Thursday
Apr122012
Take Action! Oppose hatchery spring chinook acclimation facility on the Molalla River
Thursday, April 12, 2012 at 12:02AM
The Native Fish Society has put out an action alert regarding a Coastal Conservation Alliance (CCA) application to build an acclimation facility for hatchery spring chinook on the Molalla River.
Needless to say this is a bad idea.
If constructed this facility would increase hatchery and harvest pressures on all fish species in the Molalla River, including populations of resident trout, ESA listed wild winter steelhead, and ESA-listed wild spring chinook.
Before making their recommendation to the ODFW Commissioners on this project, the R&E Board is considering comments from the public, that is where you come in.
PLEASE take action HERE via the Native Fish Society website.
Reader Comments (6)
Boo- hoo. bring on the fish. if you hate salmon move to the mid-west
If you love artificially created fish populations move to the mid-west. If you love healthy runs of wild fish then stay here and fight for them.
This acclimation facility does not represent an increase in smolt allocation, or of appreciable risk to wild fish. All it does is improve the chances that the fish the state releases return to the river to spawn. It is, however, unfortunate that the proposal lacks real recovery measures. And it's the lack of deeper recovery measures that will kill this proposal.
As a staunch advocate for wild fish, it has been interesting watching the bullshit spin this action alert has created. The truth is that the so-called CCA plan is just a hurried attempt by a couple of disgruntled stakeholders to move at least one aspect of the Molalla spring chinook recovery forward. It deserves to die, but the hype is not accurate.

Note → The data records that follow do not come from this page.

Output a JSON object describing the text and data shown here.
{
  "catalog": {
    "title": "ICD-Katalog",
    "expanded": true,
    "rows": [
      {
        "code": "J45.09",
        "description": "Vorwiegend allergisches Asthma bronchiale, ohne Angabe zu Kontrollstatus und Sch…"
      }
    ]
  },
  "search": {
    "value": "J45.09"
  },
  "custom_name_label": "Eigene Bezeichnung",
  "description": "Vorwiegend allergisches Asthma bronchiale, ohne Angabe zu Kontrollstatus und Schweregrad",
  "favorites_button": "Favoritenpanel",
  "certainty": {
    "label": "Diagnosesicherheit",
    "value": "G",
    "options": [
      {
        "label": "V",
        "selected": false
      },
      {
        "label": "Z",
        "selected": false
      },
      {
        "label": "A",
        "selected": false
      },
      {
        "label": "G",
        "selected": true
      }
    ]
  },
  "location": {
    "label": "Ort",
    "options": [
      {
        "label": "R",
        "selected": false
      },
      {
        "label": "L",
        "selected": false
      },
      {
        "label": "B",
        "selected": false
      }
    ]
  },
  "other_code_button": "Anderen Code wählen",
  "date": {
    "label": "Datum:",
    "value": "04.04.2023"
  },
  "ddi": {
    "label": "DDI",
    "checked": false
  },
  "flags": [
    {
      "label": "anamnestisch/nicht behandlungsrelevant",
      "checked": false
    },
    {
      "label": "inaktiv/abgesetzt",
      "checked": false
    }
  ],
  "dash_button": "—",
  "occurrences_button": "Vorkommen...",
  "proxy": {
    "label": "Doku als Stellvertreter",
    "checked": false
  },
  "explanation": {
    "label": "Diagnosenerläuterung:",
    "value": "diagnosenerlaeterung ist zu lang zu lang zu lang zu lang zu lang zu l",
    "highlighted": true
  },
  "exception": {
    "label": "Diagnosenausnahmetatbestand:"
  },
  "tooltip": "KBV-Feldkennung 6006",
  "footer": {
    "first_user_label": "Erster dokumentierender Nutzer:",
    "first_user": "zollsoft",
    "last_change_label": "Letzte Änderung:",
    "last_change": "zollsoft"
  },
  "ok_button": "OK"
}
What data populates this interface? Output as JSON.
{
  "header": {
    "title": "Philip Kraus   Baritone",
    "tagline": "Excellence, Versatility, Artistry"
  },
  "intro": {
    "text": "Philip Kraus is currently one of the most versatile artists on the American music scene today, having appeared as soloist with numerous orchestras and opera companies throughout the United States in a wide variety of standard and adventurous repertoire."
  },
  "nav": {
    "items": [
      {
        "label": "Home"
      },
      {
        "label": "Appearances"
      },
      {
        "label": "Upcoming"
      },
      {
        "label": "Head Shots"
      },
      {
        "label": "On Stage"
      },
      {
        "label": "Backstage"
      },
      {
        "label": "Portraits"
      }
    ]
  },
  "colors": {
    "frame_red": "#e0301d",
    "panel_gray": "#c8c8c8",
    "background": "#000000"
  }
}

im with ozzy on this one. adding more spring chinook to a river will not harm the native population, it might even help it if hatchery fish breed with the natives.
I live right on this river. I would not mind seeing more fish in this river but not at the expense of the native populations. There is a small winter steelhead run a decent springer run, as it is. The mo is actually a decent trout fishery and the trout are protected there. The MO is one of the only if not the only river on the mid williamette that is not damed and deserves carefull consideration in regards to its management.
im with ozzy on this one. adding more spring chinook to a river will not harm the native population, it might even help it if hatchery fish breed with the natives.
April 12, 2012 | fishmayne
Well then you need to take an intro level biology course. If the wild fish breed with the stocked fish, you will lose/contaminate the wild genepool. Which, by the way, developed over thousands, if not hundreds of thousands of years of natural selection/evolution.